Em primeiro lugar, é indubtável que há uma relação indireta entre a capacidade de reconhecimento, comoção e envolvimento com situações críticas que aflingem uma pessoa ou grupo específico, e o índice de reações violentas ao que é diferente e pouco aceito. Nesse âmbito, o Brasil registra os maiores patamares de crimes contra os LGBTQIA+ do mundo, sendo essa estatística ligada ao fato de que transsexuais e travestis tenham uma expectativa de vida na faixa dos trinta, equanto a população geral tente a viver até os 80 anos. Sendo assim, isso demonstra a rejeição causada por uma visão homogênia de mundo, fenômeno denominado por Émilie Durkheim de coerção social, pois não se busca englobar o que foge do padrão, ocasionando os preconceitos e, por conseguinte, mais dificuldades para a sobrevivência das minorias.
Além disso, o aumento das cidades e a sensação de acirramento temporal devido ao dia-a-dia nesse meio trouxe consequências para a criação e aprofundamento de laços interpessoais. Nesse sentido, o pensador contemporâneo Noam Chomsky relata que a intensa urbanização corrobora para a formação de pessoas cada vez mais individualistas, que não fazem questão de se preocupar com os outros em sua volta. Logo, o ser humano centraliza sua atenção em si mesmo como forma de sobreviver em uma civilização competitiva que preza muito mais o sucesso profissional e financeiro em detrimento da coletividade, relações amigáveis e amorosas.

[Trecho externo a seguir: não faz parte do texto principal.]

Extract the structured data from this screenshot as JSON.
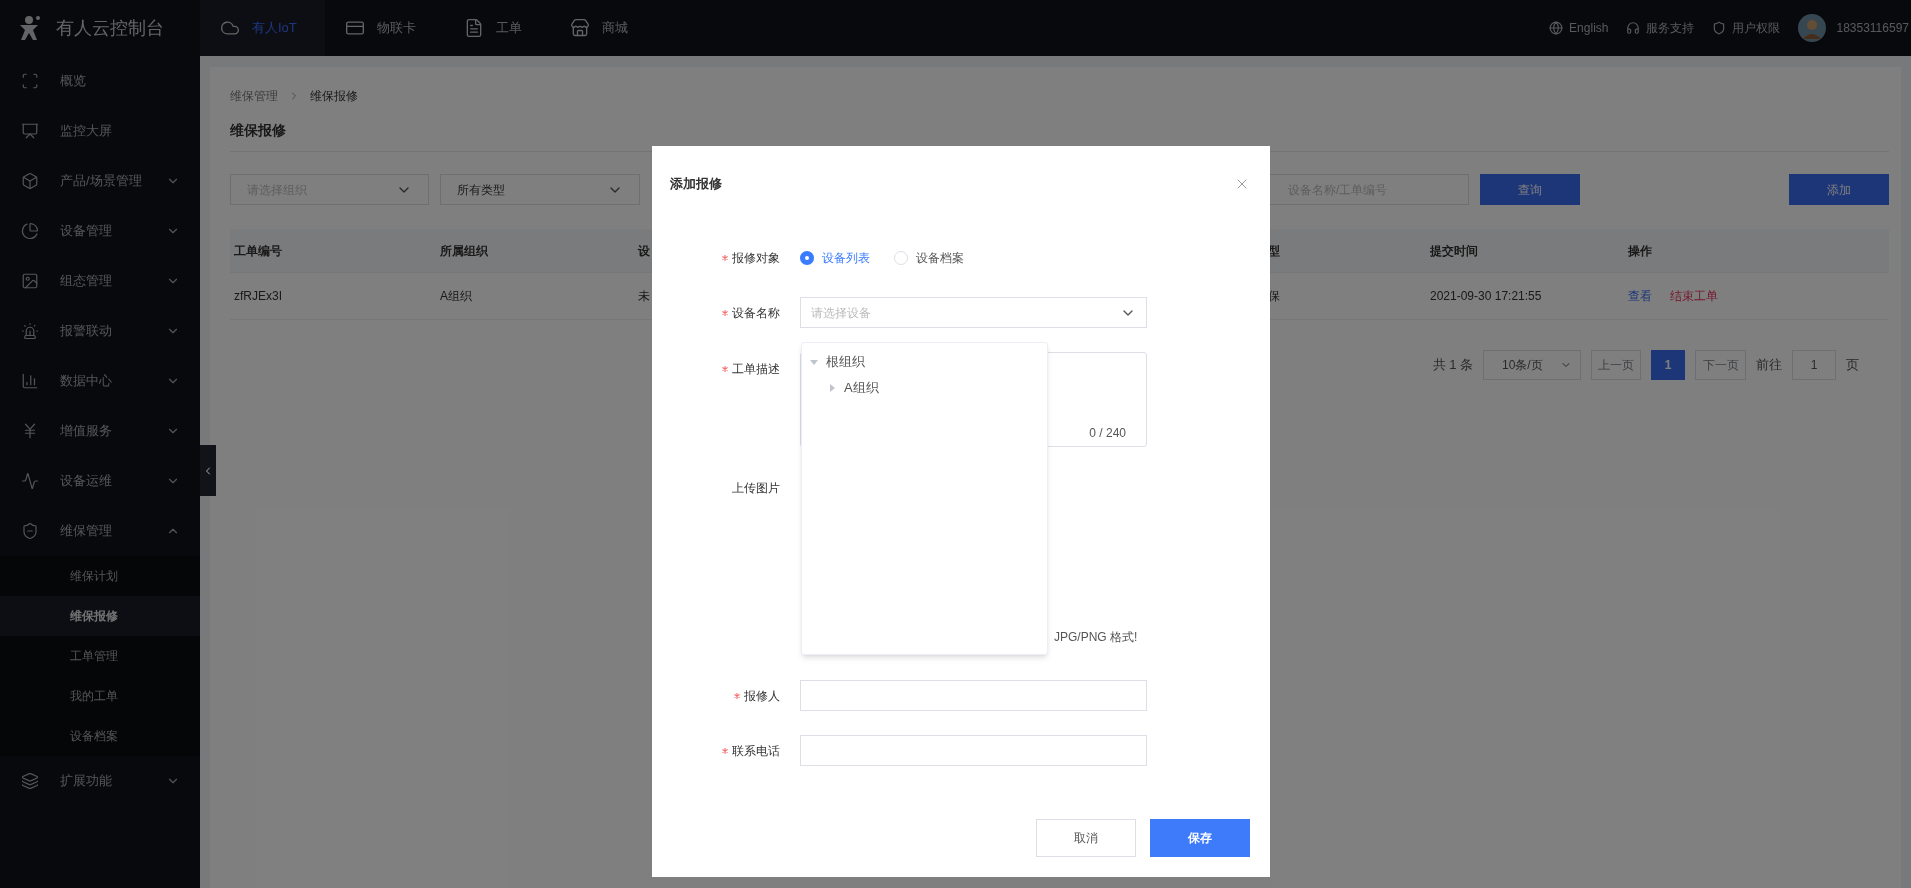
{
  "top_bar": {
    "logo": "有人云控制台",
    "tabs": [
      {
        "label": "有人IoT",
        "selected": true
      },
      {
        "label": "物联卡",
        "selected": false
      },
      {
        "label": "工单",
        "selected": false
      },
      {
        "label": "商城",
        "selected": false
      }
    ],
    "links": [
      "English",
      "服务支持",
      "用户权限"
    ],
    "user": "18353116597"
  },
  "sidebar": {
    "items": [
      {
        "label": "概览",
        "kind": "link"
      },
      {
        "label": "监控大屏",
        "kind": "link"
      },
      {
        "label": "产品/场景管理",
        "kind": "group",
        "expanded": false
      },
      {
        "label": "设备管理",
        "kind": "group",
        "expanded": false
      },
      {
        "label": "组态管理",
        "kind": "group",
        "expanded": false
      },
      {
        "label": "报警联动",
        "kind": "group",
        "expanded": false
      },
      {
        "label": "数据中心",
        "kind": "group",
        "expanded": false
      },
      {
        "label": "增值服务",
        "kind": "group",
        "expanded": false
      },
      {
        "label": "设备运维",
        "kind": "group",
        "expanded": false
      },
      {
        "label": "维保管理",
        "kind": "group",
        "expanded": true,
        "children": [
          {
            "label": "维保计划",
            "selected": false
          },
          {
            "label": "维保报修",
            "selected": true
          },
          {
            "label": "工单管理",
            "selected": false
          },
          {
            "label": "我的工单",
            "selected": false
          },
          {
            "label": "设备档案",
            "selected": false
          }
        ]
      },
      {
        "label": "扩展功能",
        "kind": "group",
        "expanded": false
      }
    ]
  },
  "breadcrumb": [
    "维保管理",
    "维保报修"
  ],
  "page_title": "维保报修",
  "filters": {
    "org_select": {
      "placeholder": "请选择组织"
    },
    "type_select": {
      "value": "所有类型"
    },
    "search": {
      "placeholder": "设备名称/工单编号"
    },
    "query_button": "查询",
    "add_button": "添加"
  },
  "table": {
    "columns": [
      "工单编号",
      "所属组织",
      "设",
      "型",
      "提交时间",
      "操作"
    ],
    "rows": [
      {
        "cells": [
          "zfRJEx3I",
          "A组织",
          "未",
          "保",
          "2021-09-30 17:21:55"
        ],
        "actions": [
          {
            "label": "查看",
            "kind": "view"
          },
          {
            "label": "结束工单",
            "kind": "danger"
          }
        ]
      }
    ]
  },
  "pagination": {
    "total": "共 1 条",
    "page_size": "10条/页",
    "prev": {
      "label": "上一页",
      "disabled": true
    },
    "pages": [
      {
        "label": "1",
        "selected": true
      }
    ],
    "next": {
      "label": "下一页",
      "disabled": true
    },
    "goto_label": "前往",
    "goto_value": "1",
    "page_suffix": "页"
  },
  "dialog": {
    "title": "添加报修",
    "fields": [
      {
        "kind": "radio",
        "label": "报修对象",
        "required": true,
        "options": [
          {
            "label": "设备列表",
            "selected": true
          },
          {
            "label": "设备档案",
            "selected": false
          }
        ]
      },
      {
        "kind": "select",
        "label": "设备名称",
        "required": true,
        "placeholder": "请选择设备"
      },
      {
        "kind": "textarea",
        "label": "工单描述",
        "required": true,
        "counter": "0 / 240"
      },
      {
        "kind": "upload",
        "label": "上传图片",
        "required": false,
        "hint": "JPG/PNG 格式!"
      },
      {
        "kind": "input",
        "label": "报修人",
        "required": true
      },
      {
        "kind": "input",
        "label": "联系电话",
        "required": true
      }
    ],
    "tree_dropdown": {
      "nodes": [
        {
          "label": "根组织",
          "expanded": true,
          "children": [
            {
              "label": "A组织",
              "expanded": false
            }
          ]
        }
      ]
    },
    "buttons": [
      {
        "label": "取消",
        "kind": "secondary"
      },
      {
        "label": "保存",
        "kind": "primary"
      }
    ]
  }
}
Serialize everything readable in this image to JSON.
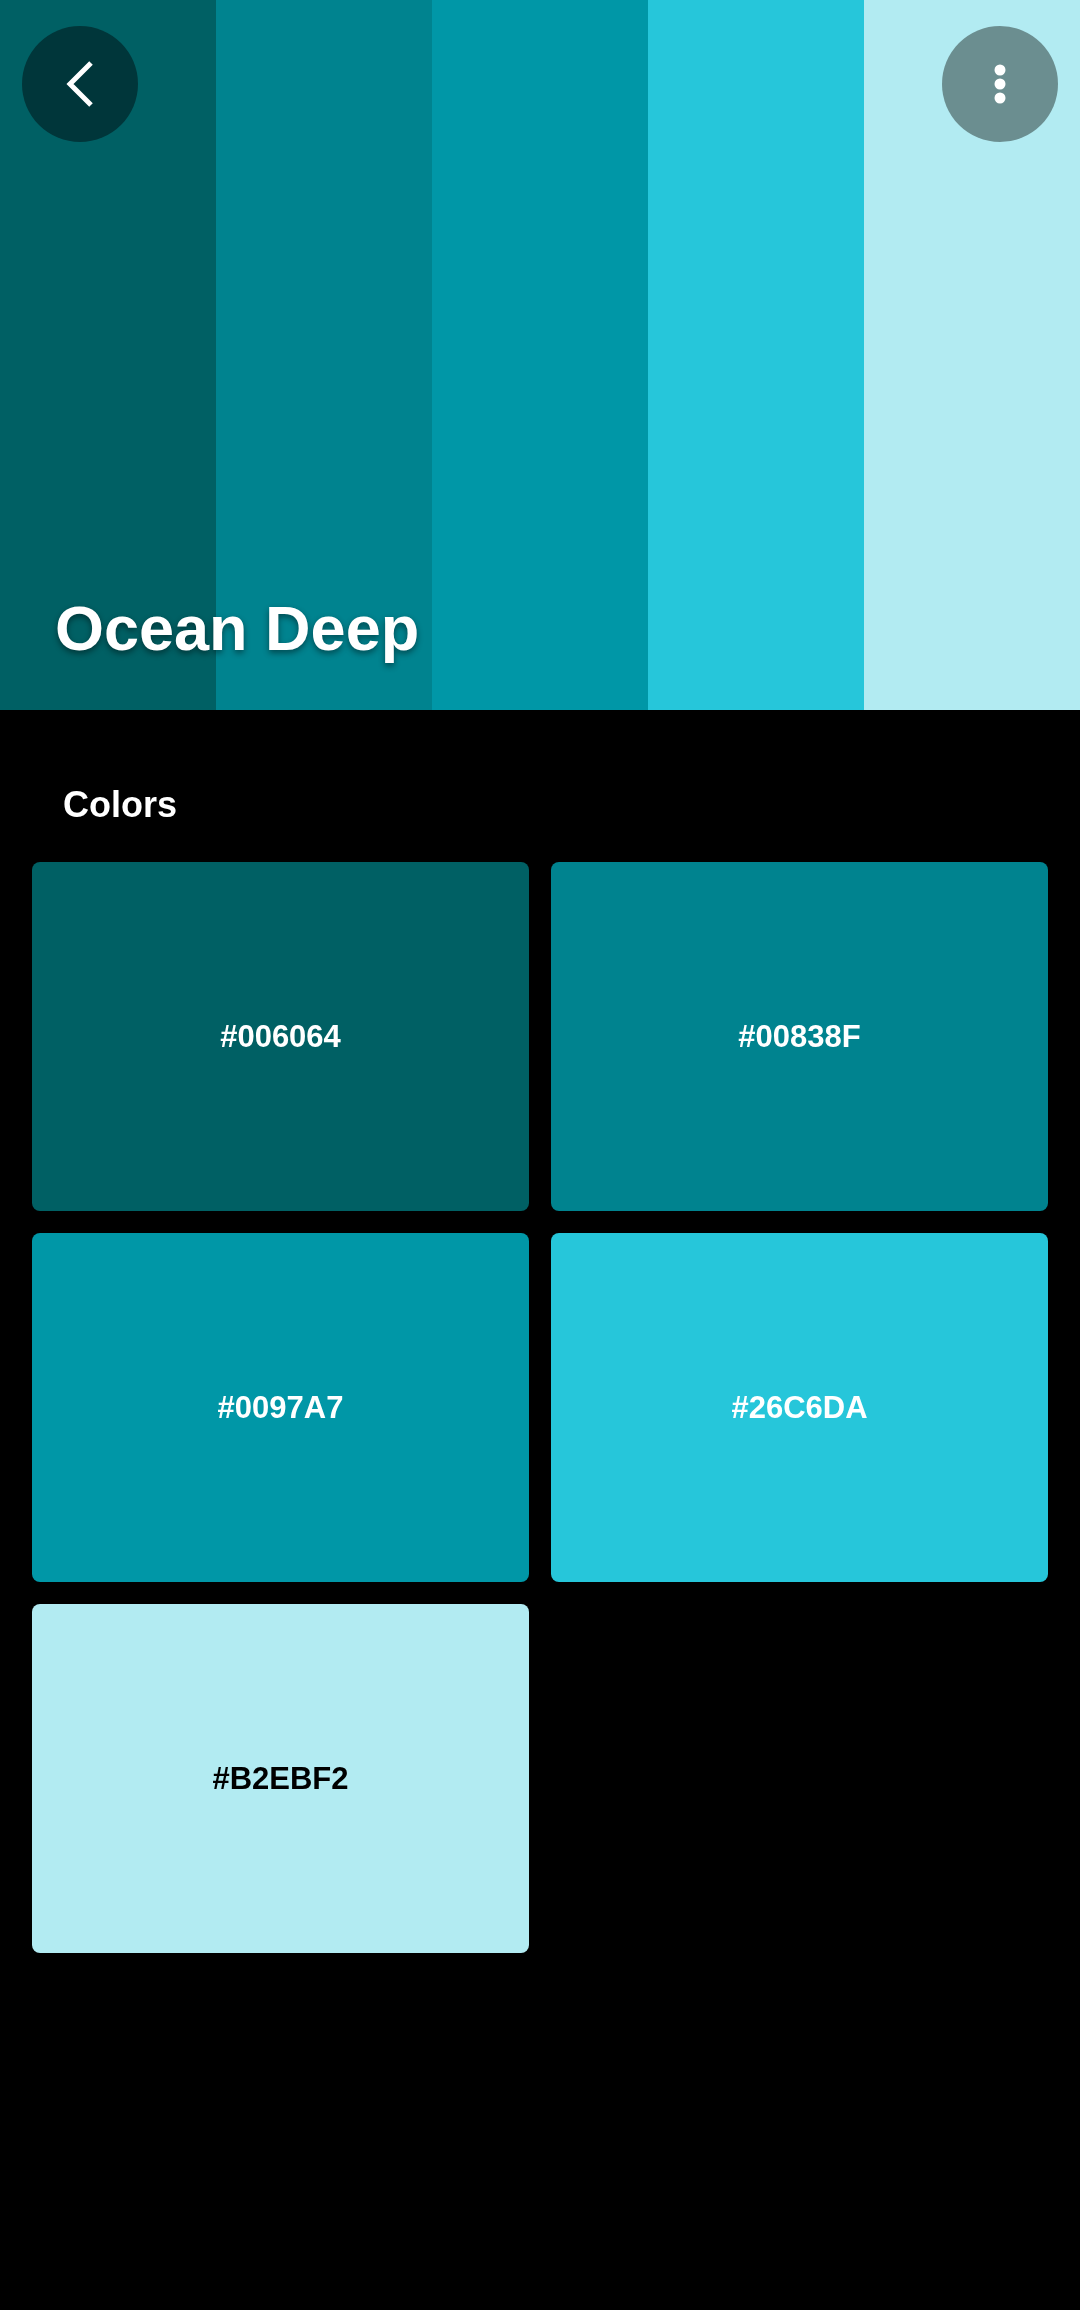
{
  "header": {
    "title": "Ocean Deep"
  },
  "section_title": "Colors",
  "colors": [
    {
      "hex": "#006064",
      "color": "#006064"
    },
    {
      "hex": "#00838F",
      "color": "#00838f"
    },
    {
      "hex": "#0097A7",
      "color": "#0097a7"
    },
    {
      "hex": "#26C6DA",
      "color": "#26c6da"
    },
    {
      "hex": "#B2EBF2",
      "color": "#b2ebf2"
    }
  ]
}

Portanto, é fundamental que a sociedade se organize para restabelecer a compreensão e ação em favor dos outros sujeitos. Para tanto, cabe aos educadores do ensino básico brasileiro da área de Ciências Humanas realizarem o exercício de práticas empáticas a partir de aulas teóricas sobre os valores de comunidade, do coletivo e da importância do papel do indivíduo na construção desses aspectos; aliado a sessões de debate entre alunos acerca do que pode ser feito para contribuir para o mundo, formando jovens conscientes sobre a valorização do próximo em prol de todos e de si mesmo.